Hierarchie in der Zeitstruktur des Vogelgesangs: a Jahreszeiten: Die meisten Vögel singen im Frühjahr und Sommer, einige noch einmal im Herbst. b Tageszeiten: Die meisten Vögel sind frühmorgens und gegen Abend zu hören. c Gesangsausschnitt mit Strophen (braun) und Pausen, d Gesangsstrophe eines Buchfinken mit Untereinheiten im Sonagramm (El. = Element, Sl. = Silbe).
Herbstgesang
Vollgesang im Spätsommer und Herbst, außerhalb der Brutzeit. Typisch für den Hausrotschwanz und den Zilpzalp. Er könnte dazu dienen, schon weit vor Beginn der nächsten Brutsaison ein Revier zu markieren.
Instrumentallaute
Lautäußerungen, die nicht mit der Stimme, sondern mit einem anderen Organ (z.B. Flügeln, Schnabel) erzeugt werden, teils unter Zuhilfenahme nicht körpereigener Objekte, wie beim Trommeln der Spechte.
Jugendgesang
Leiser, kontinuierlicher Gesang der Jungvögel, besteht meist aus undifferenzierten, geräuschhaften Elementen, kann auch vielgestaltig sein.
Kontergesang
Gleichzeitiger strophiger Gesang von Reviernachbarn, deren Strophen gegenseitig in fester zeitlicher Beziehung zueinander stehen. Es gibt auch Kontertrommeln bei Spechten. Vgl.
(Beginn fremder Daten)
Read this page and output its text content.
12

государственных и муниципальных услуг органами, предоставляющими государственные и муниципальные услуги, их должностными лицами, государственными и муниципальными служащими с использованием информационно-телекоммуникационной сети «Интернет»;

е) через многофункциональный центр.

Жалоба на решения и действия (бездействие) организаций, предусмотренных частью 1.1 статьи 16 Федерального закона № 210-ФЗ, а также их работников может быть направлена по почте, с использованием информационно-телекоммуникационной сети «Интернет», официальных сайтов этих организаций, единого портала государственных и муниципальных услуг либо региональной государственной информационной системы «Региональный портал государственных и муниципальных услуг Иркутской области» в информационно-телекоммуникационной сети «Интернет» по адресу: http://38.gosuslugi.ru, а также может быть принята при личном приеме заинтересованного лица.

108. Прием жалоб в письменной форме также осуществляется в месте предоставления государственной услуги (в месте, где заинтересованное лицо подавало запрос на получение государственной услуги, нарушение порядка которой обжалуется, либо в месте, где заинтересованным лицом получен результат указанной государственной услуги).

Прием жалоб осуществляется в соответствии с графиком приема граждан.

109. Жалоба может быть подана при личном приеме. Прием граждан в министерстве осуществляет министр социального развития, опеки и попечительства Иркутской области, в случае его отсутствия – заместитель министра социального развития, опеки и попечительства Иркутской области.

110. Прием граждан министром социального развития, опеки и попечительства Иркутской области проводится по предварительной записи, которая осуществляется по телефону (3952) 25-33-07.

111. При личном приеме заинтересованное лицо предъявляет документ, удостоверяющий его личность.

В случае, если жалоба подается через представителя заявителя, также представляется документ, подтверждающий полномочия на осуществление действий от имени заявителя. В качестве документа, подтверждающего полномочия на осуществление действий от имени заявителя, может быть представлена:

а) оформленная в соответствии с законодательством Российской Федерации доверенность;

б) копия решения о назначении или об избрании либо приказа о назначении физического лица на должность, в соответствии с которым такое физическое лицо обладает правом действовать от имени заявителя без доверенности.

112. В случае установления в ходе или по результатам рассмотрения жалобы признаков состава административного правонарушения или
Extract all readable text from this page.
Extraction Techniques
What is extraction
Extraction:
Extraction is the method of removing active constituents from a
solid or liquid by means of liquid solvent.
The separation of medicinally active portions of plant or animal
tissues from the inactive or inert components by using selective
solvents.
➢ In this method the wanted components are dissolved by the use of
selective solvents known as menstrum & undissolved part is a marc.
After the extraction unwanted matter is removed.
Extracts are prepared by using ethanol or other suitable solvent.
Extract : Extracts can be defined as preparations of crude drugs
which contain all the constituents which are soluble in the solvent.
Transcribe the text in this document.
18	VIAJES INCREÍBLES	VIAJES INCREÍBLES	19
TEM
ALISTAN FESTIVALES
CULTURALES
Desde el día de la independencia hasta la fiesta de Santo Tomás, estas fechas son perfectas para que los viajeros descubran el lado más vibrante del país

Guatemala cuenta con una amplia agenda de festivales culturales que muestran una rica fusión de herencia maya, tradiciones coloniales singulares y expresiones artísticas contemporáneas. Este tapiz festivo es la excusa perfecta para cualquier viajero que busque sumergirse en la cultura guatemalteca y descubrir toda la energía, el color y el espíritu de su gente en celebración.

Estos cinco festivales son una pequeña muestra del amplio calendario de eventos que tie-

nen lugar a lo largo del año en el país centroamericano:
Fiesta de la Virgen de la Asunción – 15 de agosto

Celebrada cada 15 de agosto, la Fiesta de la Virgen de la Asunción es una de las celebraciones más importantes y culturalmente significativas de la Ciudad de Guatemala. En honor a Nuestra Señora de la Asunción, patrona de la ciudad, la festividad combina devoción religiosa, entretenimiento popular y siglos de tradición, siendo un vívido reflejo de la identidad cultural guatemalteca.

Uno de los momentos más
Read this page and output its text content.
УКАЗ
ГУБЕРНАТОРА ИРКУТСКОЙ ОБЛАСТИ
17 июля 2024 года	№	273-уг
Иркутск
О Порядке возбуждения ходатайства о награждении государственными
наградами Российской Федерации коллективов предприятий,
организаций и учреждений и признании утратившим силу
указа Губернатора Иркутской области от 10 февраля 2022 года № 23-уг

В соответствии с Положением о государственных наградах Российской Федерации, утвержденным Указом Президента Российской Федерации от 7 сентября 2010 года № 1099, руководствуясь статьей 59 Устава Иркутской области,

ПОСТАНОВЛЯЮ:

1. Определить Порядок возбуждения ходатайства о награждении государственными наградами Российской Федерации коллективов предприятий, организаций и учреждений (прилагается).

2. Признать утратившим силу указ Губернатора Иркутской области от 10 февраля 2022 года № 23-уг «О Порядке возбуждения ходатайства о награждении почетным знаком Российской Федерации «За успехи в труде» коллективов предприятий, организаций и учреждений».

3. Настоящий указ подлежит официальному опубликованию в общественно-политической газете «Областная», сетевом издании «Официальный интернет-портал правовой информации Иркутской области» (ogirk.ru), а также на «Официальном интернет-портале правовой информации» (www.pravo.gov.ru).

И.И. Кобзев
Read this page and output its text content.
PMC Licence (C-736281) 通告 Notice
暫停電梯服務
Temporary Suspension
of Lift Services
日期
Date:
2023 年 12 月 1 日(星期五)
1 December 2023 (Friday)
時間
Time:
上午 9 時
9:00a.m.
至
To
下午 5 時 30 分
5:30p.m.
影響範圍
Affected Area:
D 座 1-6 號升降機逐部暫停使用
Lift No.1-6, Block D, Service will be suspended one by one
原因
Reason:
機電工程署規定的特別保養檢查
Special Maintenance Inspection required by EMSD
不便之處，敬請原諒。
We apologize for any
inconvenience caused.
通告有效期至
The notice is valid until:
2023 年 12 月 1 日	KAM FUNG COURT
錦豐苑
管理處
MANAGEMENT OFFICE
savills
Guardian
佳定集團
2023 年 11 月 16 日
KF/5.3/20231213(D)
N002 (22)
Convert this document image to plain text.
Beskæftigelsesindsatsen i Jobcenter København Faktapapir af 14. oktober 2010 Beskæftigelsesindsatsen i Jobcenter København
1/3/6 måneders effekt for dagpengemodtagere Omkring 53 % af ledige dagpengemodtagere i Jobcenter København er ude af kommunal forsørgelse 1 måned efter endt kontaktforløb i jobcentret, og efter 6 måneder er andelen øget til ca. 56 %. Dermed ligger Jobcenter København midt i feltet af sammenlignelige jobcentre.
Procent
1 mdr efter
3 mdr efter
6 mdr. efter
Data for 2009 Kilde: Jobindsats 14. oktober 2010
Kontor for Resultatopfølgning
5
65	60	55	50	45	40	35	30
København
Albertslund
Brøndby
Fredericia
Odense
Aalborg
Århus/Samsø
Duettgesang
Motiv
Zusammenhängende Folge von mehreren typverschiedenen Elementen, Silben oder Phrasen.
Phrase
Meist rhythmische Folge von typgleichen Elementen oder Silben (beim Kanarengirlitz und seinen Verwandten wird hierfür auch der Begriff »Tour« verwendet). Das Phänomen tritt bei Gesang wie bei Rufen auf.
Ruf
Aus einem oder mehreren Elementen bestehende vokale Lautäußerung, die in bestimmten, meist spezifischen Situationen ausgelöst wird und meist nicht an das Geschlecht und an die Fortpflanzungsphase gebunden ist. Jede Art verfügt über ein Repertoire an artspezifischen Rufen.
Rufgesang
Bei vielen Vogelarten gibt es kurze rufartige Lautäußerungen, die über längere Zeit wiederholt werden und mehrere verschiedene Typen enthalten, so wie bei den Gesängen.
Schauflug
Visuell auffällige Art des Fliegens mit ausholenden, langsamen Flügelschlägen oder sonstigen Besonderheiten.
Silbe
Zusammenhängende Folge von wenigen typverschiedenen Elementen, oft mit dem Gehör als eine Einheit wahrgenommen. Auf Sonagramm-Ebene ist keine scharfe Abgrenzung gegen Motiv möglich (im Adjektiv »einsilbig«, »mehrsilbig« ist der Begriff oft auch gleichbedeutend mit Element, weil die Zusammensetzung mit »-elementig« nicht üblich ist).
Singflug
Schauflug mit Gesang.
Stimmfühlung, Kontaktruf
Diese Begriffe werden in der Literatur häufig dann verwendet, wenn man die Funktion einer Lautäußerung nicht kennt. Sie sind deshalb inhaltsleer, weil man jeder Lautäußerung grundsätzlich eine kommunikative Funktion (Kontakt) unterstellen kann. Sie werden in diesem Werk möglichst vermieden. Außer den allgemeinen Begriffen gibt es spezifische, meist lautmalerische Begriffe zur Benennung von Lautäußerungen bestimmter Vogelarten. Für die Bodenfeind-Alarmrufe des Rotkehlchens verwendet man das Wort »Schnickern«, für die der Amsel »Ducken«. Wir haben versucht, diese Begriffe zu verwenden und möchten sie auch weiterhin sammeln.
Strophe
Zusammenhängende Folge von Elementen, Silben, Phrasen oder Motiven, die durch eine längere Pause von der nächsten abgesetzt ist.
Strophentyp
Strophenvariante, die in ihrem ganzen Verlauf oder an ihrem Beginn oder Ende aus einer typkonstanten Elementfolge besteht. Viele Singvögel verfügen über mehrere verschiedene Strophentypen im Gesang. Ähnliches gibt es bei Ruffolgen ("Rufgesang").
Subsong
Leiser, meist kontinuierlicher, variabler Gesang im Übergang zwischen Jugend- und Vollgesang oder zwischen den jährlichen, täglichen oder momentanen Phasen des Vollgesangs. Besteht aus differenzierten, hoch variablen Elementen und ist oft mit Fremdimitationen angereichert.
Vollgesang
Lauter, voll differenzierter Gesang, vorwiegend an die Fortpflanzungsphase gebunden.